Rasa yang Pudar

203 22 0
                                    

    Mentari telah muncul dengan eloknya dari pelukan awan. Burung-burung Puntang mulai bersenandung ria.

   Hari ini adalah hari kedua mereka di Puntang. Selama beberapa waktu Senja terkesima dengan pemandangan Puntang pagi hari.

   "Heh,bengong aja lo!" El datang menghampirinya yang sedang terduduk di batu besar dekat tenda.

   "Bukan bengong,gue lagi termenung."

  "Sama aja goblok! " Balasnya.

   "Sa ae atuh. Ngga usah nge-gas gitu." Senja mencubit pipinya.

   "Abis ini kita kemana,Ja?" Tanyanya kemudian.

   "Abang bilang sih balik, katanya cuaca besok ngga bagus buat muncak."

  Terlihat raut muka kecewa milik El. Tapi dia bukan tipe orang yang suka protes,ia hanya diam setelahnya.

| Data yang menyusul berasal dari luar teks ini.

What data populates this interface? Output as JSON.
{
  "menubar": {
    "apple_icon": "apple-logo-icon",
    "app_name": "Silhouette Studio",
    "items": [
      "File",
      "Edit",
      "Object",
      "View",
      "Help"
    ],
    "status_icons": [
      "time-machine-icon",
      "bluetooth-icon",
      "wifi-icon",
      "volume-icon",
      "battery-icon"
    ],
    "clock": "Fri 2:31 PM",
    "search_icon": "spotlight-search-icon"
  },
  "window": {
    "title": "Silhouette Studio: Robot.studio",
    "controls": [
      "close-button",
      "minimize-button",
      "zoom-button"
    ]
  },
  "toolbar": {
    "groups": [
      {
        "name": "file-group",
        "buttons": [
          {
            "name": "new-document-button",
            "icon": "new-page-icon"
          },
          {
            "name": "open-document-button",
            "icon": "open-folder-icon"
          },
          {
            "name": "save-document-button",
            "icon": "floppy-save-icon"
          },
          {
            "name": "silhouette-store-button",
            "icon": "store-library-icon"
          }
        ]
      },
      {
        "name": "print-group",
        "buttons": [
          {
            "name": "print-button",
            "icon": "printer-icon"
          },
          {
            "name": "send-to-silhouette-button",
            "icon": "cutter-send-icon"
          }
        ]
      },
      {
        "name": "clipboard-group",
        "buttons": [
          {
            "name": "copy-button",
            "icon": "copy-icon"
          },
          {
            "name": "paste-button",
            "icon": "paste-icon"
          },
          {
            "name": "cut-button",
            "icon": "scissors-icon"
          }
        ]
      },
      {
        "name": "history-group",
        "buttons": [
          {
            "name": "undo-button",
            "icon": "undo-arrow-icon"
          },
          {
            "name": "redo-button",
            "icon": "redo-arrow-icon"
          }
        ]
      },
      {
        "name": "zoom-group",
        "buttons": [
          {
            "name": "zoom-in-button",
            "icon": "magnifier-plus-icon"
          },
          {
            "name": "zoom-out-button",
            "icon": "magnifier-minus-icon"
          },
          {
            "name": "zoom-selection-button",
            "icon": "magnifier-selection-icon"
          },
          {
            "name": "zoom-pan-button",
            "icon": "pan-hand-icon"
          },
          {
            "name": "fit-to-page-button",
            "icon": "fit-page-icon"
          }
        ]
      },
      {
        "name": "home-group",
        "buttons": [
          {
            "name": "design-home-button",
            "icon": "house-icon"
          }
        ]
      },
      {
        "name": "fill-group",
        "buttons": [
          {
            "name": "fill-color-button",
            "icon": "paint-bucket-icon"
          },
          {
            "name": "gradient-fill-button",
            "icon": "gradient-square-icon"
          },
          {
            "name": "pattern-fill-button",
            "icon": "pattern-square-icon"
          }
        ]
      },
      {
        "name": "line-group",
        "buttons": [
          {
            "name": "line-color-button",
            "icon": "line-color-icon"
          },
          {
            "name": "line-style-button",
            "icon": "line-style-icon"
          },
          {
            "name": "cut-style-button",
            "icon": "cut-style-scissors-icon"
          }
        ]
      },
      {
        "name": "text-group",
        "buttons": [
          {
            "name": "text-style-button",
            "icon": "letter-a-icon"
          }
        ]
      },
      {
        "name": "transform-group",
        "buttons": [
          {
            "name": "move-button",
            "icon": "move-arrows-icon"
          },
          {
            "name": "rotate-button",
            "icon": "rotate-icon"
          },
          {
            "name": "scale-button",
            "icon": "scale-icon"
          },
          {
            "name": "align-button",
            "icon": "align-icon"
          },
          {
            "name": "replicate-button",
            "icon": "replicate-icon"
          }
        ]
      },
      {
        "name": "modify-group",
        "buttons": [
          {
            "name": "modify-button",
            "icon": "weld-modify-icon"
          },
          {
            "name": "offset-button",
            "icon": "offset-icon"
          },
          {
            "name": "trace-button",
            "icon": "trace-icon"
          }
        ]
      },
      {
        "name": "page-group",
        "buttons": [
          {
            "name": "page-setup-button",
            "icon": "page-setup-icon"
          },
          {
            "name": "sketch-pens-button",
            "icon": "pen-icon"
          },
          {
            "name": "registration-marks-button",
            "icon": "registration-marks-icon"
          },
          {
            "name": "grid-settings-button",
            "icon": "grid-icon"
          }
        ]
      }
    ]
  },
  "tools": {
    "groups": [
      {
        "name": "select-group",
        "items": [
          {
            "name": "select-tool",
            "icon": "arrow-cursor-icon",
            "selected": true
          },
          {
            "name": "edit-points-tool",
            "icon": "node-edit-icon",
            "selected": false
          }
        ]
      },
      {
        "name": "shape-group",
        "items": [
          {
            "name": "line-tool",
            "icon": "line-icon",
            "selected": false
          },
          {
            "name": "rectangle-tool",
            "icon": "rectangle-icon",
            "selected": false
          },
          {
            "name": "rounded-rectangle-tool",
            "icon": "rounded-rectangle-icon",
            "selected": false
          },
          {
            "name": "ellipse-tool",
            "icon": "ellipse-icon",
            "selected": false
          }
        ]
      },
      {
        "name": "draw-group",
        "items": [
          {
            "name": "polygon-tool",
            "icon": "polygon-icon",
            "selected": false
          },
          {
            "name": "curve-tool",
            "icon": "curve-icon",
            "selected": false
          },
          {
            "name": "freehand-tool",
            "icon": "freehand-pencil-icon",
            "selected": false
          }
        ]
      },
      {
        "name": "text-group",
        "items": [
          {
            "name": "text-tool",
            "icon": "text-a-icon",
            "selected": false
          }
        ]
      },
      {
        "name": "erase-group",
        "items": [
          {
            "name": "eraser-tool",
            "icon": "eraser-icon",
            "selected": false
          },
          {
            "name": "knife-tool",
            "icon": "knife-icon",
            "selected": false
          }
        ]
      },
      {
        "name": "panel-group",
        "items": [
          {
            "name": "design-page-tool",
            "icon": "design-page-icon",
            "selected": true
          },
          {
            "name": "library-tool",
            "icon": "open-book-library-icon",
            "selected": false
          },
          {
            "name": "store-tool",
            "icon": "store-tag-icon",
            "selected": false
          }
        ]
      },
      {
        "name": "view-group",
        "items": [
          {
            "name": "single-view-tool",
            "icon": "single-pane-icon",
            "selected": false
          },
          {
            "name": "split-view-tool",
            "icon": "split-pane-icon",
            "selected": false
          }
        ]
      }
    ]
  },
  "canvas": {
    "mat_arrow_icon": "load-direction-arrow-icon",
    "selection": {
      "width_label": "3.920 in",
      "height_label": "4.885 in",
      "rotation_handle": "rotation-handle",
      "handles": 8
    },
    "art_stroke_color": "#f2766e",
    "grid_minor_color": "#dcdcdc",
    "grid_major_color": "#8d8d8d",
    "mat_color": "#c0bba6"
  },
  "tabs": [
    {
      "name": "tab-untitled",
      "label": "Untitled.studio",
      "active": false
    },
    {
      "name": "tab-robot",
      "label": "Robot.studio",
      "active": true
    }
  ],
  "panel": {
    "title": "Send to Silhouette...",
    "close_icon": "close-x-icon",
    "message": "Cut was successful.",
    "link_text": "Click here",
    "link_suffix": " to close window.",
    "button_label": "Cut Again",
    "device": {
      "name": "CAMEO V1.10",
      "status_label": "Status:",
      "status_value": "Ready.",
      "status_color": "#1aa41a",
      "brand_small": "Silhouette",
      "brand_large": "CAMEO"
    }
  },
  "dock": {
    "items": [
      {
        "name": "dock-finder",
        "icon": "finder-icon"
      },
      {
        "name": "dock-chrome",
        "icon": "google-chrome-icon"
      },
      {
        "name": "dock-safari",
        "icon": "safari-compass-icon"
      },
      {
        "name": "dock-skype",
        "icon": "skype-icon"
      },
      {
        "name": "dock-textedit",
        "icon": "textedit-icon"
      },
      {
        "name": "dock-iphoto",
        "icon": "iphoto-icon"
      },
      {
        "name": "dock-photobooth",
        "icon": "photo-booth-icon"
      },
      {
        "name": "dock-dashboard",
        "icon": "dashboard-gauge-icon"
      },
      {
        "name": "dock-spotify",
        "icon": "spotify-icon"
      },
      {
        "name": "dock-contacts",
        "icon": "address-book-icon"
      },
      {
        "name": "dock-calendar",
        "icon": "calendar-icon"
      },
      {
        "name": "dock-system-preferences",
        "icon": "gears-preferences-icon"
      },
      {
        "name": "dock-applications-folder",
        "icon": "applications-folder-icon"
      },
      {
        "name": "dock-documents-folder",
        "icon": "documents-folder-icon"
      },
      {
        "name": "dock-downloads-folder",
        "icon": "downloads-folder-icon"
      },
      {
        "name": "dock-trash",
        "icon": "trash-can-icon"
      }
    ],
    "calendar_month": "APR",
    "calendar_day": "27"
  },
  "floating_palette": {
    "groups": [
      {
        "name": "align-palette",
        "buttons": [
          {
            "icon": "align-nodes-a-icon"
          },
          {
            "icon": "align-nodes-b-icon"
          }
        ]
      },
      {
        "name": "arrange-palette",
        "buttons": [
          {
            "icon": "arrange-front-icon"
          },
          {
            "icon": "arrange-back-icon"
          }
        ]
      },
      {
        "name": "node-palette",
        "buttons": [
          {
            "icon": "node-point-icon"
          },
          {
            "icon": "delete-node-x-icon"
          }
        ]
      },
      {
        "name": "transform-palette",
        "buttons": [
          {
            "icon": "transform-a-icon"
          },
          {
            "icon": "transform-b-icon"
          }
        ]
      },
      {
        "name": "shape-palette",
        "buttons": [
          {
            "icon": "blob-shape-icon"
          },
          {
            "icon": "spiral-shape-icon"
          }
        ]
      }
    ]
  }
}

    "Lo ngga beresin barang lo? Lo mau jadi batu disitu terus?" Ucap Luke yang terlihat membawa ransel.

   Tanpa menjawab Senja segera kembali ke tenda dan membereskan semua barangnya.

   Lantas ia memakai mantel tebalnya,semakin pagi semakin dingin cuacanya.

   06.15

   Terlihat Mang Ateng yang telah sampai untuk menjemput mereka.Mang Ateng tak datang sendirian,ia bersama seorang anak kecil.

   Setelah semua tim membawa ranselnya masing-masing,kemudian mereka perlahan meninggalkan puncak Mega Puntang.

   Senja sendiri tidak banyak berbicara,kebanyakan bersenandung ria dan hanyut dalam pemandangan indah disekitarnya.

   Sebenarnya Senja tidak setuju pulang hari ini. Tapi bagaimana lagi,cuaca hambatannya. Jika bukan karena cuaca,ia sudah merengek pada Luke sejak tadi.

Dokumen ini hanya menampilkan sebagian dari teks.